112th: Anand Pandian's 'Ayya's Accounts'
Join us Wednesday, October 29th, at 7pm for a conversation between Anand Pandian and Partha Chatterjee around Pandian's new work, Ayya's Accounts: A Ledger of Hope in Modern India.
Ayya's Accounts explores the life of an ordinary man orphan, refugee, shopkeeper, and grandfather during a century of tremendous hope and upheaval. Born in colonial India into a despised caste of former tree climbers, Ayya lost his mother as a child and came of age in a small town in lowland Burma. Forced to flee at the outbreak of World War II, he made a treacherous 1,700-mile journey by foot, boat, bullock cart, and rail back to southern India. Becoming a successful fruit merchant, Ayya educated and eventually settled many of his descendants in the United States. Luck, nerve, subterfuge, and sorrow all have their place along the precarious route of his advancement. Emerging out of tales told to his American grandson, Ayya's Accounts embodies a simple faith that the story of a place as large and complex as modern India can be told through the life of a single individual.

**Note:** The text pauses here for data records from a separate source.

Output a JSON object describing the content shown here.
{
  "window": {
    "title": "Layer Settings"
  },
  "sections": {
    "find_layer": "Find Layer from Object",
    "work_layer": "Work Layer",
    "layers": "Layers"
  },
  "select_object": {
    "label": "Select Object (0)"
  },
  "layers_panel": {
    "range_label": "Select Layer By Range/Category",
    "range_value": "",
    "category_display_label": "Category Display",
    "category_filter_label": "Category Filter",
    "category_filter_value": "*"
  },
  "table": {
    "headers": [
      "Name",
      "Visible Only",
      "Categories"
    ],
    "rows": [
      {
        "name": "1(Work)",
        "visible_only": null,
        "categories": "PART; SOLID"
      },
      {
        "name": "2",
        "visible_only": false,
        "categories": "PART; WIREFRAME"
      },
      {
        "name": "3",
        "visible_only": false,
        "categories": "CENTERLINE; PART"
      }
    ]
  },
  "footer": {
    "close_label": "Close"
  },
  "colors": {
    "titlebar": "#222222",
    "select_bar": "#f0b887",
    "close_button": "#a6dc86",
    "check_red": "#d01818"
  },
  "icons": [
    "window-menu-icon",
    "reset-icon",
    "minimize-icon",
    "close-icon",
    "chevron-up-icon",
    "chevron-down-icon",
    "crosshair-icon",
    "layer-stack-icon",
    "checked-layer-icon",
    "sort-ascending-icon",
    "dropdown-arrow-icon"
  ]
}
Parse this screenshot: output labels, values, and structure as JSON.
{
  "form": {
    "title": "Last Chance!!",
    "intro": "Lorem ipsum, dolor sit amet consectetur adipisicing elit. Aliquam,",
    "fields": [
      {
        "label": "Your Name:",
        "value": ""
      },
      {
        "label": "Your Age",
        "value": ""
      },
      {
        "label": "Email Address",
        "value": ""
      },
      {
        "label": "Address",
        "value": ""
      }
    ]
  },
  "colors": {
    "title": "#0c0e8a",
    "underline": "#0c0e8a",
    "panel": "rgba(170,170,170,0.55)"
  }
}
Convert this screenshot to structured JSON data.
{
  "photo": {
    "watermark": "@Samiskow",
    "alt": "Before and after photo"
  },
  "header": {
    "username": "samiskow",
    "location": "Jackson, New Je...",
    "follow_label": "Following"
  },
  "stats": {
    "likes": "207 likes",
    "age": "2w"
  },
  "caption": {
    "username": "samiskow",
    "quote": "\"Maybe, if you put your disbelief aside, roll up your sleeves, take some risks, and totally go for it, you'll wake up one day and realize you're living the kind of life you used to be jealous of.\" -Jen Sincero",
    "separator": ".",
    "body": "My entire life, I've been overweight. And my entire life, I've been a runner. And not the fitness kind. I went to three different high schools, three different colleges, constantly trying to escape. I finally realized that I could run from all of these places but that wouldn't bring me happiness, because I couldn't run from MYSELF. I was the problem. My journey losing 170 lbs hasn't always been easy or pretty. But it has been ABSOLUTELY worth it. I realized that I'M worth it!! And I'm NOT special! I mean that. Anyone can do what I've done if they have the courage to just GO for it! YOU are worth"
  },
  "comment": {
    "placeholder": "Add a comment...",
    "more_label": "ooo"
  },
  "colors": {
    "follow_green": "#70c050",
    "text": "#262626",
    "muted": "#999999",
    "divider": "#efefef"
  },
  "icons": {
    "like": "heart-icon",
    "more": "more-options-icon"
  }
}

Anand Pandian teaches in the department of anthropology at Johns Hopkins University. His books include Crooked Stalks: Cultivating Virtue in South India and the forthcoming Reel World: An Anthropology of Creation.
Partha Chatterjee is a political theorist and historian. He divides his time between Columbia University and the Centre for Studies in Social Sciences, Calcutta, where he was the Director from 1997 to 2007. He is the author of more than twenty books, monographs and edited volumes and is a founding member of the Subaltern Studies Collective.